Desde abajo, la resistencia indígena y campesina a la expropiación de su patrimonio natural, y la lucha por sus derechos políticos, se combina con la lucha de los sectores urbanos medios y pobres por sus derechos ambientales básicos. Esto anima el desarrollo de un ambientalismo contestatario, en el que ha ido tomando cuerpo una corriente de actividad intelectual que, tanto desde las Humanidades como desde las ciencias y las artes, expresa lo que Enrique Leff ha llamado el “nuevo pensamiento ambiental” de la región.
Formada en lo mejor de la tradición académica occidental, y en estrecho contacto con los nuevos movimientos sociales de la región, esa corriente ha conseguido articular el ambientalismo latinoamericano con el global, por un lado, mientras por el otro lo ha hecho con los procesos de transformación política, social, cultural, ambiental y económico que están en curso en toda la región.

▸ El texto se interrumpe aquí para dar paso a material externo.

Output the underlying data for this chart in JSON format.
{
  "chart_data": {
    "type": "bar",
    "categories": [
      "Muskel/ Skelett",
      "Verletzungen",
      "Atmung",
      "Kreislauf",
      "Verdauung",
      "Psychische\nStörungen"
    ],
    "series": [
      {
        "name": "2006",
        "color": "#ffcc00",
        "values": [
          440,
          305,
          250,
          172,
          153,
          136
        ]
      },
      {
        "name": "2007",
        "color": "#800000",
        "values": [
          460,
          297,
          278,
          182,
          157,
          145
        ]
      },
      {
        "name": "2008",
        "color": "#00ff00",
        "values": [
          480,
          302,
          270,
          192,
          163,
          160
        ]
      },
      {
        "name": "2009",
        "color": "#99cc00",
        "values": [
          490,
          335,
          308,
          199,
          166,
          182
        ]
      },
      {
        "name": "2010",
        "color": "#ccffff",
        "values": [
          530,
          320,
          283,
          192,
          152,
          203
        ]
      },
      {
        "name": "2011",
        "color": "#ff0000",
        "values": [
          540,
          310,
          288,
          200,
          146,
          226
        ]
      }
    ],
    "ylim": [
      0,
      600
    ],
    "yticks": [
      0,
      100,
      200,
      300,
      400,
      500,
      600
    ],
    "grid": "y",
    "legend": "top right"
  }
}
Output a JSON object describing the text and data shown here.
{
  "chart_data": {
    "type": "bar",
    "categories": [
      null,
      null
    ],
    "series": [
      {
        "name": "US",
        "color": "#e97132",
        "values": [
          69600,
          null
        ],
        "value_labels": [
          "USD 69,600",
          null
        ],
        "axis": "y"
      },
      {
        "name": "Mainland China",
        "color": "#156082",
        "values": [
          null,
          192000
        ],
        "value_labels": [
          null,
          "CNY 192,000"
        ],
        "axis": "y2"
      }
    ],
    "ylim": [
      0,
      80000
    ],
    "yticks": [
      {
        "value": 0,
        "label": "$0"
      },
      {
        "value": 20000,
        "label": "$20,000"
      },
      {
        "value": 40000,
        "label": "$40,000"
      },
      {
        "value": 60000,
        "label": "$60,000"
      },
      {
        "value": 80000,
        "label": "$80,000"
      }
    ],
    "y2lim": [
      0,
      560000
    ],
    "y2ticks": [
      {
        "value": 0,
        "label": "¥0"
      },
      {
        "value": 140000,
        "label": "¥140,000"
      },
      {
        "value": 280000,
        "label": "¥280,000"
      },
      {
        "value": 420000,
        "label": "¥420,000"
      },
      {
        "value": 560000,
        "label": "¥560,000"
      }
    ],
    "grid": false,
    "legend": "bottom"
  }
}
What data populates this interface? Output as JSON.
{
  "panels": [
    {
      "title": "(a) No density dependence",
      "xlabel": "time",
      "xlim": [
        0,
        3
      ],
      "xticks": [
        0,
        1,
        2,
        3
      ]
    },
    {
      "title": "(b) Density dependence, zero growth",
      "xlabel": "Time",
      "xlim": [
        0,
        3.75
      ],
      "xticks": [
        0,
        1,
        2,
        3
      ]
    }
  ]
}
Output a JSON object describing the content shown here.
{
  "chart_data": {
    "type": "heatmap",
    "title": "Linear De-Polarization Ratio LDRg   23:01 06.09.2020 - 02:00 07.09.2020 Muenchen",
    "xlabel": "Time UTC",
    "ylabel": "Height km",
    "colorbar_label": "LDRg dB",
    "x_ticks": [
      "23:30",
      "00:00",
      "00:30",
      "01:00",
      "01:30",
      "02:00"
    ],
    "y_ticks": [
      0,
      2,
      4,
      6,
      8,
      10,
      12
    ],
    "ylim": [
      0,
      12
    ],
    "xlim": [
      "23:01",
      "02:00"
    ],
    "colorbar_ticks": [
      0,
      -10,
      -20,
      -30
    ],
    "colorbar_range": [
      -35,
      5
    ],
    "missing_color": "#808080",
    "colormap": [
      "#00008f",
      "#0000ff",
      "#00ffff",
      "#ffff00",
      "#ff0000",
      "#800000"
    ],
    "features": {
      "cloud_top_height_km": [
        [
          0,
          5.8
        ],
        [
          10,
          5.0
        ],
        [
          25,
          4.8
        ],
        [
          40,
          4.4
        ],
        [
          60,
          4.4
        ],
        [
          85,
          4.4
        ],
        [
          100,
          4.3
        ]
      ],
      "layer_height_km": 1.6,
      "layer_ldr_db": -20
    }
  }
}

De este modo participa hoy, junto a colegas de todo el mundo, en el desarrollo de campos y estructuras nuevos del conocer como la historia ambiental, la ecología política y la economía ecológica, y su producción en todos ellos constituye, ya, parte integrante de la cultura ambiental que surge de la crisis global.
En nuestra América, como vemos, la crisis ambiental es parte de un período de transición en el que emergen nuevamente viejos conflictos no resueltos en el contexto de situaciones enteramente nuevas y va tomando forma una cultura de la naturaleza que combina reivindicaciones democráticas de orden general con valores y visiones provenientes de las culturas indígenas, afroamericanas y mestizas. Esa cultura toma forma desde el diálogo y la confrontación entre sus propios componentes, y su enfrentamiento con políticas y visiones de fuerte impronta colonial y utilitaria.
Aquí, todo el pasado actúa en todos los momentos del presente originando un proceso de extraordinario vigor y diversidad en la creación de opciones para garantizar la sostenibilidad del desarrollo humano en nuestra América.
En esta perspectiva, la dimensión cultural de la crisis -aquélla en que se formulan las preguntas nuevas que estimulan el desarrollo de respuestas innovadoras- no es un mero añadido a sus dimensiones ecológica, económica, tecnológica, social y política, sino la expresión más acabada de las interacciones entre todas ellas.
De ello emerge ya en nuestra cultura de la naturaleza una conclusión política que puede ser tan estimulante para unos como inquietante para otros, pero ineludible para todos: en la medida en que el ambiente es el resultado de las interacciones entre la sociedad y su entorno natural a lo largo del tiempo, si se desea un ambiente distinto es necesario crear sociedades diferentes.
Este es el desafío fundamental que nos plantea la crisis ambiental, en nuestra América como en cada una de las sociedades del planeta. Precisamente por eso, las transformaciones, conflictos, rupturas y opciones de salida que ocurren en el ordenamiento socio-ambiental de la región, en la transición del siglo XX al XXI, definen también los términos de su participación en la crisis ambiental global, y plantean problemas que deben ser resueltos desde ésta, en diálogo y concertación con el resto de las sociedades del planeta. Cambiamos con el mundo, para ayudarlo a cambiar.